Haski (SLE): We just had a new person join our work place, type EII. Give me some valium now. I'm used to doing everything quickly, making decisions and resolving things on the spot, keeping all documentation in order. The EII ... is always distracted, always in some virtual clouds, she often leaves and goes for smoke breaks, forgets that she needs to be working and preparing reports. When my patience ends, she makes these big guilty eyes and persuades me that she was only doing what she thought was best, that she finished everything so she took a break, then looks like she is about to cry, which only increases my vexation. In summary, I'm experiencing the very essence of conflict relations at my work place.
Teppa (SLE): I have a friend of type EII. In reality in conflict relations you can find a lot of common ground and shared interests.

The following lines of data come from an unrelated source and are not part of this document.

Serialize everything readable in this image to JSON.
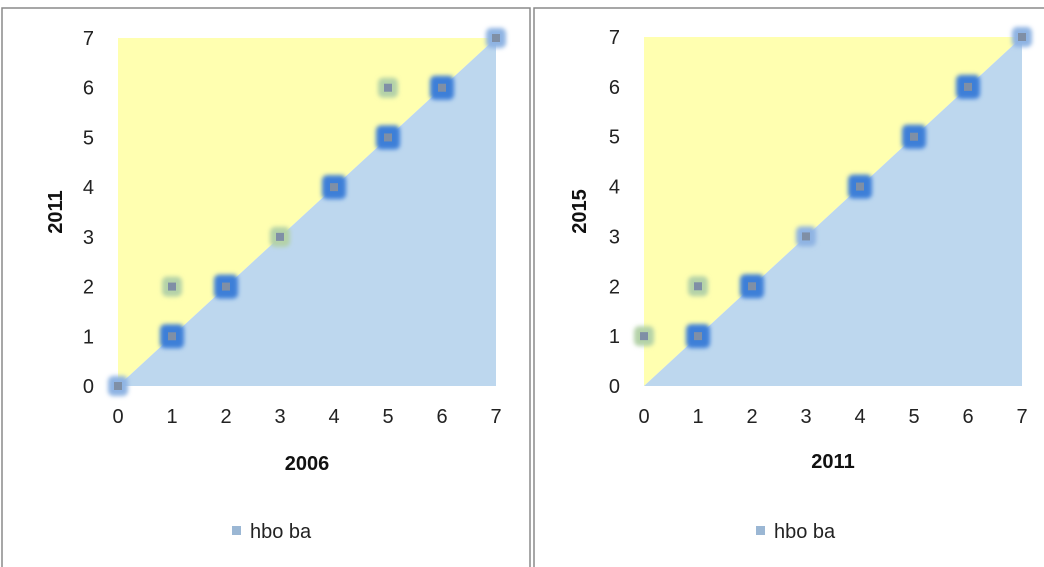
{
  "colors": {
    "upper_region": "#ffffb0",
    "lower_region": "#bdd7ee",
    "point_halo_strong": "#3c7fd8",
    "point_halo_light": "#8fb4e3",
    "point_halo_green": "#b4d2a8",
    "point_core": "#7f8fa6",
    "legend_marker": "#9bb7d4"
  },
  "chart_data": [
    {
      "type": "scatter",
      "xlabel": "2006",
      "ylabel": "2011",
      "xlim": [
        0,
        7
      ],
      "ylim": [
        0,
        7
      ],
      "x_ticks": [
        "0",
        "1",
        "2",
        "3",
        "4",
        "5",
        "6",
        "7"
      ],
      "y_ticks": [
        "0",
        "1",
        "2",
        "3",
        "4",
        "5",
        "6",
        "7"
      ],
      "legend": {
        "position": "bottom",
        "label": "hbo ba"
      },
      "series": [
        {
          "name": "hbo ba",
          "points": [
            {
              "x": 0,
              "y": 0,
              "halo": "light"
            },
            {
              "x": 1,
              "y": 1,
              "halo": "strong"
            },
            {
              "x": 1,
              "y": 2,
              "halo": "green"
            },
            {
              "x": 2,
              "y": 2,
              "halo": "strong"
            },
            {
              "x": 3,
              "y": 3,
              "halo": "green"
            },
            {
              "x": 4,
              "y": 4,
              "halo": "strong"
            },
            {
              "x": 5,
              "y": 5,
              "halo": "strong"
            },
            {
              "x": 5,
              "y": 6,
              "halo": "green"
            },
            {
              "x": 6,
              "y": 6,
              "halo": "strong"
            },
            {
              "x": 7,
              "y": 7,
              "halo": "light"
            }
          ]
        }
      ]
    },
    {
      "type": "scatter",
      "xlabel": "2011",
      "ylabel": "2015",
      "xlim": [
        0,
        7
      ],
      "ylim": [
        0,
        7
      ],
      "x_ticks": [
        "0",
        "1",
        "2",
        "3",
        "4",
        "5",
        "6",
        "7"
      ],
      "y_ticks": [
        "0",
        "1",
        "2",
        "3",
        "4",
        "5",
        "6",
        "7"
      ],
      "legend": {
        "position": "bottom",
        "label": "hbo ba"
      },
      "series": [
        {
          "name": "hbo ba",
          "points": [
            {
              "x": 0,
              "y": 1,
              "halo": "green"
            },
            {
              "x": 1,
              "y": 1,
              "halo": "strong"
            },
            {
              "x": 1,
              "y": 2,
              "halo": "green"
            },
            {
              "x": 2,
              "y": 2,
              "halo": "strong"
            },
            {
              "x": 3,
              "y": 3,
              "halo": "light"
            },
            {
              "x": 4,
              "y": 4,
              "halo": "strong"
            },
            {
              "x": 5,
              "y": 5,
              "halo": "strong"
            },
            {
              "x": 6,
              "y": 6,
              "halo": "strong"
            },
            {
              "x": 7,
              "y": 7,
              "halo": "light"
            }
          ]
        }
      ]
    }
  ]
}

We have been friends for many years with varying degrees of success with our friendship, but on the background of peaceful coexistence it was still possible to see how the EII is constantly looking for contradictions in what I say. At first, I treated this as another option or variation for another analysis of the situation. Later, I started to notice that she is actually masterfully and purposefully "digging" up these contradictions in order to oppose them. Well, I decided, such is the socionics relationship between our types of information metabolism. She's constantly looking for these contradictions and omissions in words of other people as well. After many years of friendship, I had to distance from her when all attempts at communication ended in fights. Now we communicate, but rarely and not very closely.